Yaşam boyunca iki veya daha fazla dil bilmek ve kullanmak, insan beyninin bilişsel süreçleri üzerinde olumlu bir etkiye sahiptir. Özellikle iki dil bilen kişilerde (erken yaştan itibaren 2 veya daha fazla dil konuşanlarda) beyin daha yavaş yaşlanır; yani beyin, tek dil bilen insanlarda olduğu gibi aynı oranda çökmez.
Yavaş beyin yaşlanması, yaşlılıkta bir kişinin daha az bilişsel bozukluğa sahip olacağı anlamına gelir. Buradaki kilit faktörlerden biri bilişsel rezervdir. Herkesin beyni farklı yaşlanır. Yaşlanma hızı, insan beyninin onlarca yıllık hasarla başa çıkma ve optimal performans seviyesini koruma yeteneği olan bilişsel rezervine bağlıdır.
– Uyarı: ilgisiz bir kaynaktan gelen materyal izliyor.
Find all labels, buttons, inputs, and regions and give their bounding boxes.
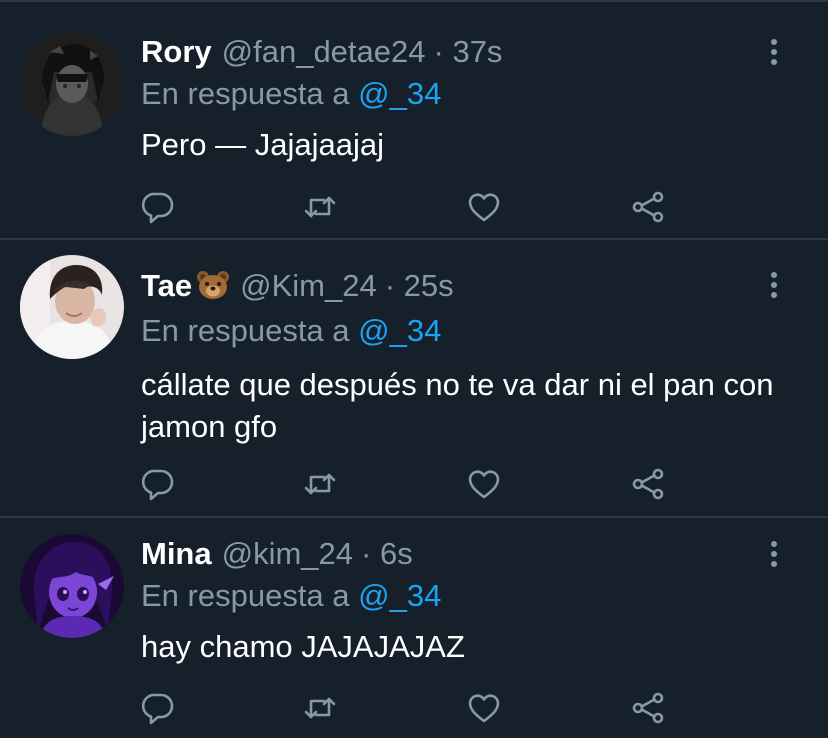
retweet-icon[interactable]	[302, 189, 338, 225]
tweet-item[interactable]: Rory @fan_detae24 · 37s En respuesta a @_3…	[0, 0, 828, 240]
share-icon[interactable]	[630, 690, 666, 726]
display-name[interactable]: Tae	[141, 268, 192, 303]
reply-icon[interactable]	[140, 189, 176, 225]
tweet-text: cállate que después no te va dar ni el p…	[141, 367, 774, 444]
mention-link[interactable]: @_34	[358, 313, 441, 348]
tweet-text: Pero — Jajajaajaj	[141, 127, 384, 162]
timestamp[interactable]: · 37s	[434, 34, 503, 69]
tweet-item[interactable]: Tae @Kim_24 · 25s En respuesta a @_34 cáll…	[0, 240, 828, 518]
share-icon[interactable]	[630, 466, 666, 502]
share-icon[interactable]	[630, 189, 666, 225]
reply-icon[interactable]	[140, 690, 176, 726]
retweet-icon[interactable]	[302, 690, 338, 726]
heart-icon[interactable]	[466, 466, 502, 502]
avatar[interactable]	[20, 255, 124, 359]
heart-icon[interactable]	[466, 690, 502, 726]
heart-icon[interactable]	[466, 189, 502, 225]
avatar[interactable]	[20, 32, 124, 136]
avatar[interactable]	[20, 534, 124, 638]
tweet-header: Rory @fan_detae24 · 37s	[141, 32, 502, 72]
reply-prefix: En respuesta a	[141, 313, 350, 348]
more-vertical-icon[interactable]	[764, 38, 784, 66]
more-vertical-icon[interactable]	[764, 540, 784, 568]
display-name[interactable]: Mina	[141, 536, 212, 571]
mention-link[interactable]: @_34	[358, 76, 441, 111]
tweet-item[interactable]: Mina @kim_24 · 6s En respuesta a @_34 hay …	[0, 518, 828, 738]
timestamp[interactable]: · 25s	[385, 268, 454, 303]
reply-prefix: En respuesta a	[141, 76, 350, 111]
display-name[interactable]: Rory	[141, 34, 212, 69]
reply-prefix: En respuesta a	[141, 578, 350, 613]
tweet-header: Mina @kim_24 · 6s	[141, 534, 413, 574]
reply-context: En respuesta a @_34	[141, 311, 441, 351]
retweet-icon[interactable]	[302, 466, 338, 502]
reply-icon[interactable]	[140, 466, 176, 502]
reply-context: En respuesta a @_34	[141, 74, 441, 114]
user-handle[interactable]: @Kim_24	[240, 268, 377, 303]
mention-link[interactable]: @_34	[358, 578, 441, 613]
reply-context: En respuesta a @_34	[141, 576, 441, 616]
more-vertical-icon[interactable]	[764, 271, 784, 299]
tweet-header: Tae @Kim_24 · 25s	[141, 266, 454, 306]
bear-emoji-icon	[196, 270, 230, 310]
user-handle[interactable]: @kim_24	[222, 536, 353, 571]
timestamp[interactable]: · 6s	[361, 536, 413, 571]
tweet-text: hay chamo JAJAJAJAZ	[141, 629, 465, 664]
user-handle[interactable]: @fan_detae24	[222, 34, 426, 69]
Bu nedenle, bilişsel rezerv ne kadar büyük olursa, yaşa bağlı değişiklikler o kadar az şiddetli olur. Rezervin kendisi fiziksel aktivite, diyet, yaşam boyunca uygulanan entelektüel çabalar gibi birçok farklı faktörün etkisi altında oluşur.
Rus ve İngiliz bilim insanlarından oluşan bir ekibin parçası olarak yeni çalışmanın yazarlarından biri olan Federico Gallo, “İki dillilik, bilişsel bir rezerv oluşturan diğer her türlü faktörden farklıdır. Eşsizdir, çünkü hayatın içinde sürekli mevcuttur. Spor yapmaya başlayabilir ve bırakabilir, herhangi bir diyet seçebilir ve reddedebilir, iş değiştirebilirsiniz vb. Ama dil sonsuza kadar bir insanda kalır. Ne de olsa dil merkezimiz sürekli olarak kafamızın içinde çalışıyor” diyor.
Araştırmacıların deneyinde, daha yaşlı iki dil bilenler, dikkat görevlerinde tek dil bilen akranlarından önemli ölçüde daha iyi performans gösterdi. Bilim insanları, sonuçları iki dilli insanların çatışma ve seçim durumlarıyla karşı karşıya kaldıklarında sürekli olarak “değiştirmek” zorunda olmaları gerçeğiyle açıklıyor. Böylece bilişsel rezervi kullanırlar ve aynı zamanda onu yenilerler.